But now I'm considering another shift and I don't know if it's a smart idea at all. I've been focusing so much on short stories and it made me wonder if perhaps I should try to finish my science fiction novel (The Lies of Venicia/The White). I've been letting the novel writing slide under some sort of preconceived notion that I need to break into the short market to make novel writing more of a reality. I'm fully aware that you don't have to do what is considered the "traditional" route to be successful, but there's something about being a short story writer and then a novelist that seems right. But then there's that part of it that feels like perhaps I'm putting too much time into one side and not enough time developing the other. I've only written one complete novel (The World in the Satin Bag) and part of the sequel (The Spellweaver of Dern), and about a third of the science fiction novel. I have loads of other novel ideas I've set aside because they began as shorts and became longer works, and ultimately I am not ready to have five or six novels going all at once. That's too much.
So, I'm curious if perhaps I'm burning myself out on the short market and should really try to push the longer stories forward. Novels are...difficult, to say the least. They aren't like short stories, not by a long shot. True, there are similarities, but there is infinitely more information in a novel than in a short story, because infodumping in a short story would be pretty much the kill point. But in a novel you can expand upon ideas and fully develop characters, giving them histories, futures, everything. I love both forms because of their differences.

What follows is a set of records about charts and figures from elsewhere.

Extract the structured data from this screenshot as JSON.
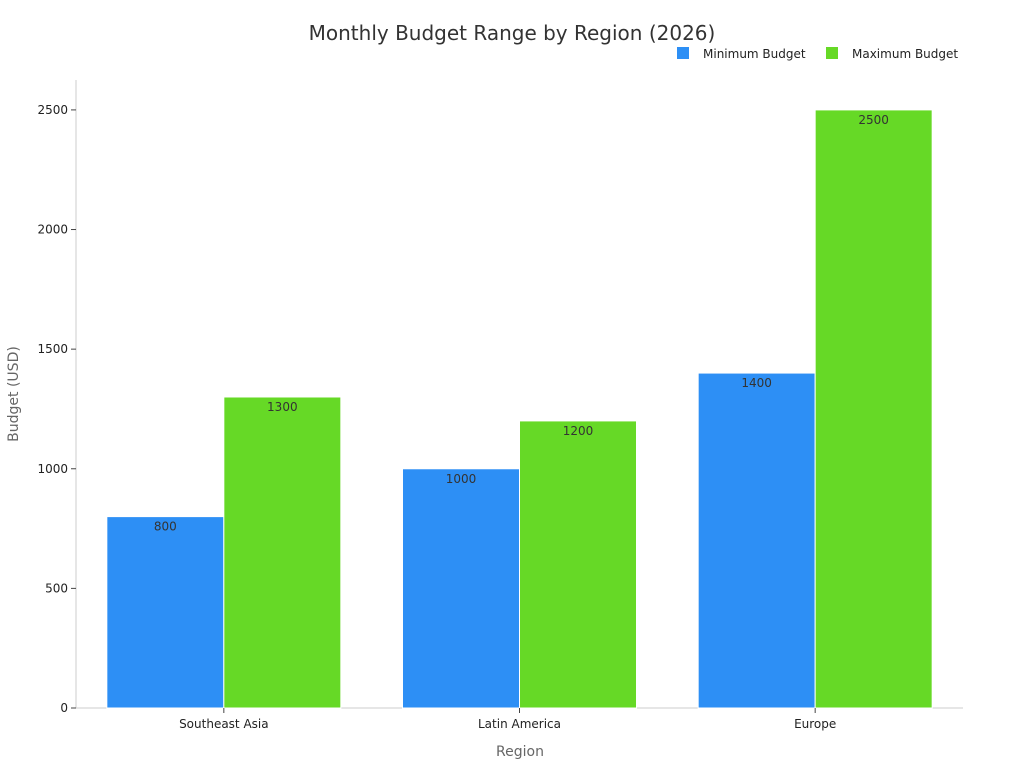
{
  "chart_data": {
    "type": "bar",
    "title": "Monthly Budget Range by Region (2026)",
    "xlabel": "Region",
    "ylabel": "Budget (USD)",
    "categories": [
      "Southeast Asia",
      "Latin America",
      "Europe"
    ],
    "series": [
      {
        "name": "Minimum Budget",
        "values": [
          800,
          1000,
          1400
        ],
        "color": "#2d8ff5"
      },
      {
        "name": "Maximum Budget",
        "values": [
          1300,
          1200,
          2500
        ],
        "color": "#66d926"
      }
    ],
    "ylim": [
      0,
      2625
    ],
    "yticks": [
      0,
      500,
      1000,
      1500,
      2000,
      2500
    ],
    "grid": false,
    "legend": "top-right",
    "data_labels": true
  }
}
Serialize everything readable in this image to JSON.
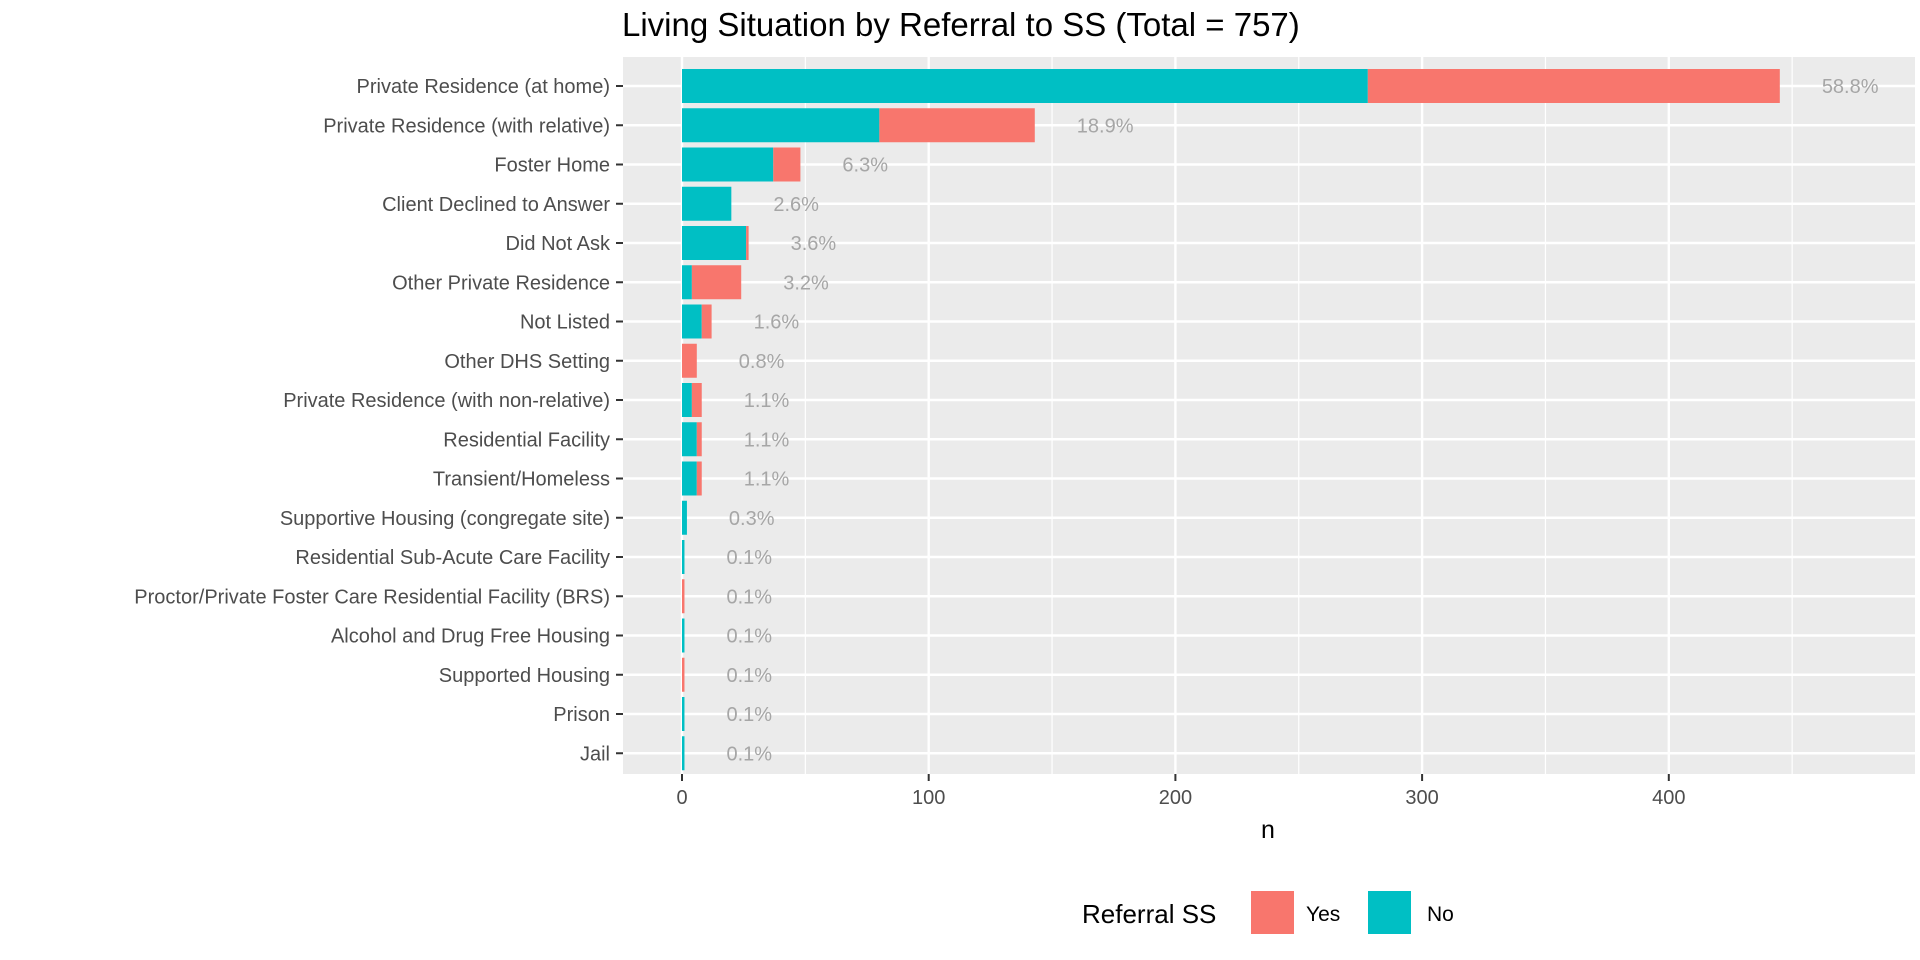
{
  "chart_data": {
    "type": "bar",
    "orientation": "horizontal",
    "stacked": true,
    "title": "Living Situation by Referral to SS (Total = 757)",
    "xlabel": "n",
    "ylabel": "",
    "xlim": [
      -23.5,
      498
    ],
    "xticks": [
      0,
      100,
      200,
      300,
      400
    ],
    "grid": true,
    "legend": {
      "title": "Referral SS",
      "position": "bottom",
      "entries": [
        "Yes",
        "No"
      ]
    },
    "colors": {
      "Yes": "#F8766D",
      "No": "#00BFC4",
      "panel": "#EBEBEB",
      "grid": "#FFFFFF"
    },
    "categories": [
      "Private Residence (at home)",
      "Private Residence (with relative)",
      "Foster Home",
      "Client Declined to Answer",
      "Did Not Ask",
      "Other Private Residence",
      "Not Listed",
      "Other DHS Setting",
      "Private Residence (with non-relative)",
      "Residential Facility",
      "Transient/Homeless",
      "Supportive Housing (congregate site)",
      "Residential Sub-Acute Care Facility",
      "Proctor/Private Foster Care Residential Facility (BRS)",
      "Alcohol and Drug Free Housing",
      "Supported Housing",
      "Prison",
      "Jail"
    ],
    "series": [
      {
        "name": "No",
        "values": [
          278,
          80,
          37,
          20,
          26,
          4,
          8,
          0,
          4,
          6,
          6,
          2,
          1,
          0,
          1,
          0,
          1,
          1
        ]
      },
      {
        "name": "Yes",
        "values": [
          167,
          63,
          11,
          0,
          1,
          20,
          4,
          6,
          4,
          2,
          2,
          0,
          0,
          1,
          0,
          1,
          0,
          0
        ]
      }
    ],
    "data_labels": [
      "58.8%",
      "18.9%",
      "6.3%",
      "2.6%",
      "3.6%",
      "3.2%",
      "1.6%",
      "0.8%",
      "1.1%",
      "1.1%",
      "1.1%",
      "0.3%",
      "0.1%",
      "0.1%",
      "0.1%",
      "0.1%",
      "0.1%",
      "0.1%"
    ]
  }
}
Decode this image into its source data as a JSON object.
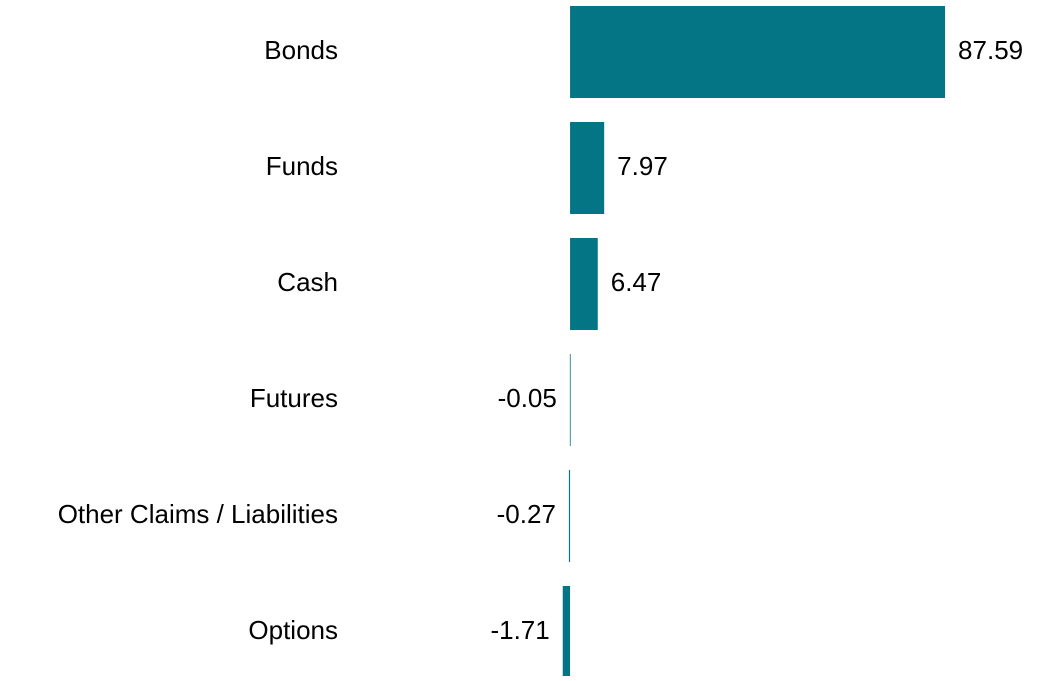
{
  "chart_data": {
    "type": "bar",
    "orientation": "horizontal",
    "categories": [
      "Bonds",
      "Funds",
      "Cash",
      "Futures",
      "Other Claims / Liabilities",
      "Options"
    ],
    "values": [
      87.59,
      7.97,
      6.47,
      -0.05,
      -0.27,
      -1.71
    ],
    "color": "#047585",
    "xlim": [
      -50,
      110
    ]
  }
}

Thinking about all this has really put my writing into question, especially considering what I want to do with my life. I've recently begun searching for freelance work--anything really, so long as it is something I feel comfortable doing--as a means to hopefully jump start my career and get appropriate references (anyone with a job for me, feel free to send an email). With that in mind, I considered the fact that novels take a long time to get published, if they are publishable. Unlike short stories, which can go to a magazine and get accepted or rejected in a couple days, weeks, or months, novels can take many months, sometimes years with one editor. The longest I ever waited for a short story to be rejected/accepted was four months, and that's unusually long. But some novel writers have waited upwards of a year, sometimes two. Do I really want to wait five or six years before I start hitting the novel market (assuming I have something worth writing about, or something that an editor might like enough to want to publish, and I hope I do)? True, it could take me years to get published in any format (even if I am good), but I also have to consider where I want to be in the next two years.
I want to finish my BA and go on to graduate school for my MA and then PhD. I do want to teach, though that is more as a "job to do while I'm trying to jump start a writing career" thing (think of it this way: teaching is the job I'd like to do if I can't be a full time writer). That's a pretty good plan, in my opinion.
So, here I am, wondering what to do, how to go about my writing, etc. What do you think? Am I putting to much effort into short stories? Or should I keep plugging away?